Hasan, however, argued that the attorneys were wrong. "That [assertion is] a twist of the facts," Hasan said.
The backdrop to the case is also intriguing, with many of the victims bitterly complaining that they’ve been denied combat benefits after the Pentagon deemed the shooting an act of workplace violence instead of an act of war.
The official reasoning for not calling it an act of war is it would jeopardize the case because “defense counsel will argue that Major Hasan cannot receive a fair trial because a branch of government has indirectly declared that Major Hasan is a terrorist – that he is criminally culpable,” according to a Pentagon memo.
Also, victims’ lawyers have filed a lawsuit claiming that the Army failed to pick up on seemingly obvious signs of a problem with Hasan, including an incident in which Army colleagues booed him for defending the use of suicide bombers in a speech. The FBI also knew that Hasan had been in contact with Anwar al-Awlaki, the US-born radical cleric who was killed by a drone strike in Yemen, but bought his explanation that it was simple research.
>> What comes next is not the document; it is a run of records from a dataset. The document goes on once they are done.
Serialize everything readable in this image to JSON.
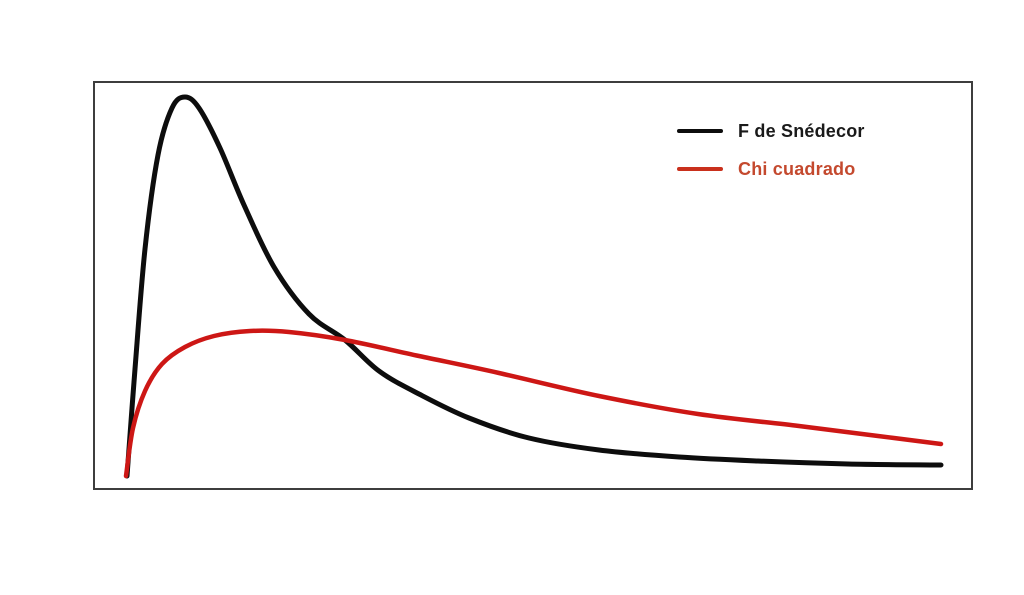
{
  "canvas": {
    "background": "#ffffff"
  },
  "colors": {
    "frame_border": "#3d3d3d",
    "f_snedecor": "#0d0d0d",
    "chi_cuadrado": "#cd1715",
    "chi_cuadrado_text": "#c4492e"
  },
  "legend": {
    "position": "top-right",
    "items": [
      {
        "label": "F de Snédecor",
        "line_color": "#0d0d0d",
        "text_color": "#1a1a1a"
      },
      {
        "label": "Chi cuadrado",
        "line_color": "#c9301c",
        "text_color": "#c4492e"
      }
    ]
  },
  "chart_data": {
    "type": "line",
    "title": "",
    "xlabel": "",
    "ylabel": "",
    "grid": false,
    "axes_visible": false,
    "tick_labels": [],
    "legend_position": "top-right",
    "note_units": "axes are unlabeled; point coordinates are normalized 0-1 fractions of the plot frame (x: left-to-right, y: bottom-to-top)",
    "series": [
      {
        "name": "F de Snédecor",
        "color": "#0d0d0d",
        "stroke_width": 5,
        "peak_norm": [
          0.104,
          0.961
        ],
        "points_norm": [
          [
            0.039,
            0.034
          ],
          [
            0.048,
            0.297
          ],
          [
            0.059,
            0.589
          ],
          [
            0.074,
            0.82
          ],
          [
            0.09,
            0.934
          ],
          [
            0.104,
            0.961
          ],
          [
            0.121,
            0.934
          ],
          [
            0.144,
            0.837
          ],
          [
            0.172,
            0.698
          ],
          [
            0.206,
            0.545
          ],
          [
            0.246,
            0.431
          ],
          [
            0.286,
            0.367
          ],
          [
            0.325,
            0.292
          ],
          [
            0.371,
            0.234
          ],
          [
            0.427,
            0.175
          ],
          [
            0.495,
            0.127
          ],
          [
            0.575,
            0.097
          ],
          [
            0.666,
            0.08
          ],
          [
            0.756,
            0.071
          ],
          [
            0.858,
            0.063
          ],
          [
            0.964,
            0.061
          ]
        ]
      },
      {
        "name": "Chi cuadrado",
        "color": "#cd1715",
        "stroke_width": 4.5,
        "peak_norm": [
          0.178,
          0.389
        ],
        "points_norm": [
          [
            0.037,
            0.034
          ],
          [
            0.045,
            0.151
          ],
          [
            0.059,
            0.243
          ],
          [
            0.078,
            0.307
          ],
          [
            0.104,
            0.35
          ],
          [
            0.138,
            0.377
          ],
          [
            0.178,
            0.389
          ],
          [
            0.223,
            0.387
          ],
          [
            0.286,
            0.367
          ],
          [
            0.371,
            0.328
          ],
          [
            0.461,
            0.285
          ],
          [
            0.575,
            0.229
          ],
          [
            0.688,
            0.187
          ],
          [
            0.802,
            0.156
          ],
          [
            0.892,
            0.131
          ],
          [
            0.964,
            0.112
          ]
        ]
      }
    ],
    "crossing_point_norm": [
      0.286,
      0.367
    ]
  }
}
The victims’ suit contends that the Army “knew or should have known that Hasan was abusing his patients, who were American soldiers returning from the battlefields of Iraq and Afghanistan, by calling them ‘war criminals’ in the course of psychiatric treatment sessions, and promising criminal prosecution against them because these soldiers had killed Taliban and other terrorists in Afghanistan and Iraq.”
As far as the facts of the massacre, however, military prosecutors are charging that Hasan saw himself as a mujahid, a holy warrior who switched sides and killed his comrades, for which he has earned the death penalty.
"He came to believe he had a jihad duty to kill as many soldiers as possible," said Col. Steve Henricks, the lead prosecutor.